Tame your Big Data with SAS Coding Efficiencies
01/06/2020 by Ben Murphy Support
Working with big data comes with its own set of challenges. Large data sets with millions of rows and columns often take a very long time to process. The impact of this lengthy processing time is that often businesses have to wait long periods of time to retrieve the results. SAS programming language’s flexibility actually allows multiple ways to code a solution. However, often enough, the most obvious solution won’t be the most efficient one.
You’ve likely experienced code execution taking forever to run. In most cases, you set those jobs to run at night so as not to waste a day of work. But what if we could optimize performance and run the said jobs in a time period that’s more conducive to a day’s work?
Explore the following general coding efficiencies, learn how SAS stores data, and take a peek at the tactical technique you could use to work with the database.
There are generally accepted methods of programming efficiency which have been expanded on by other papers. The following programming techniques are mentioned in Lafler’s paper, but most often cited by others. These techniques are about reducing your overall programming time.

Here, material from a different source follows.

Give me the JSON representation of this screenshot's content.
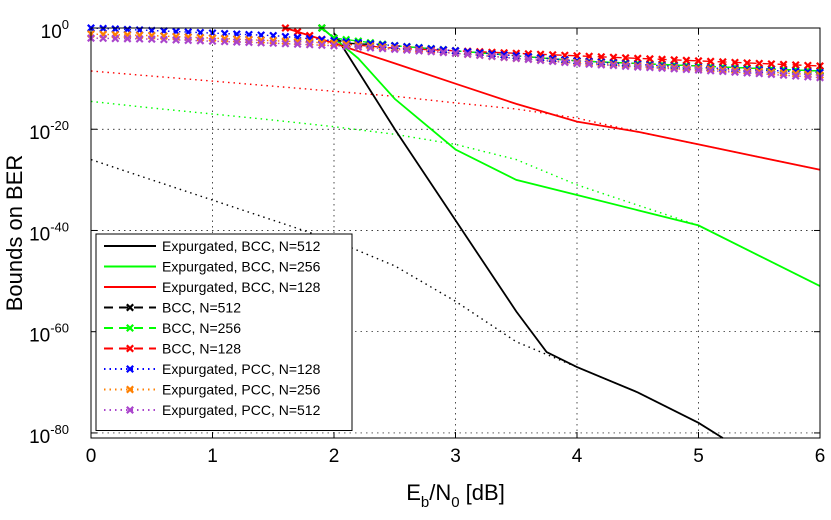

This is not an exhaustive list, but merely a few ideas of easy ways to be more efficient.
With SAS datasets, sometimes you have data items that need to have a long length to incorporate large values but most of the values might only need a fraction of that length. When it comes to storing that dataset, SAS makes room for the total length of each value, regardless of how much space the actual data requires. This can be very inefficient since you are using up storage for blank space in your data file. Using the compress option on the dataset or program can alleviate this problem.
An example of how compression works in SAS is shown in the figure to the right. The dataset shown has character lengths of 20, 50, and 10 for the data columns “name”, “address”, and “phone”, respectively. The Uncompressed section shows how the data file would look if each of the values were to take up their entire allocated length, no matter what the values were. In the Compressed section, you can see that each of the values only take up the space of their value (for example Ryan = 4-character length). The blue space in the diagram represents the storage space that is saved by using compression and can be used to store other values.
As an example to see how much space can be saved, we are going to use the compress option on the SASHELP.BIRD dataset.
This dataset only has four data items, but one column, text, has a length of 1200 so that it can include long values even though most values only use around 20-50 characters. The code shown to the left is the code that we executed. After execution, we ran a PROC COMPARE on each dataset. The birdNoCompress dataset had a file size of 768KB and the birdCompress dataset was only 192KB, the compressed dataset was about 75% smaller than the original!
Now there are a few things to note about using compression before using the (compress=YES) option of the data step for every program:
It can be set as on a per-dataset basis (see BIRD example above) or as a system option. The system option compresses every dataset that is created in your program.
You can only compress numeric or character values in a dataset, not both. “compress=YES” and “compress=CHAR” compresses character values only; “compress=BINARY” does numeric values.
Using compression decreases I/O and storage space when processing, which is good, but it also increases the program runtime, since the dataset must be uncompressed before being processed. For this reason, compression should be selectively used when working with larger datasets.
The REUSE= dataset or system option needs to be set to YES in order to use the freed-up space for new observations. If the option is not set (default is NO), then new observations are simply appended to the data file.
If your data is not stored in a database, then tuning the SAS datasets can be helpful. One method to improve the query time from SAS datasets is to add an index. Indexing gives a SAS dataset direct access to specified observations. Instead of reading every record, SAS can quickly find the requested observations. In some cases, the technique reduced the query time by 95%.
SAS Indexes come in two forms, simple and composite. A simple index is created on one key variable while a composite index is created on multiple variables. Indexes are typically used if you are filtering data frequently or joining columns.
Indexes can be created in PROC DATASETS, PROC SQL and the DATA statement. Here’s an example using the DATASETS procedure. An index is added to the SALES_REP data set.
SAS indexes return observations in sorted order. This eliminates the need to sort the data set in the subsequent data processing. Indexes may not be appropriate for all situations, so refer to the SAS documentation for more detailed information.
It is difficult to quantify the added value to an organization when code executes in a shorter time period. Whatever the case is — whether you’re testing code changes or updating a system process — if it runs in a few hours (or quicker!) rather than overnight, you not only save time but also money.
Using one or more of the coding efficiencies mentioned above, you can run jobs in a shorter time frame.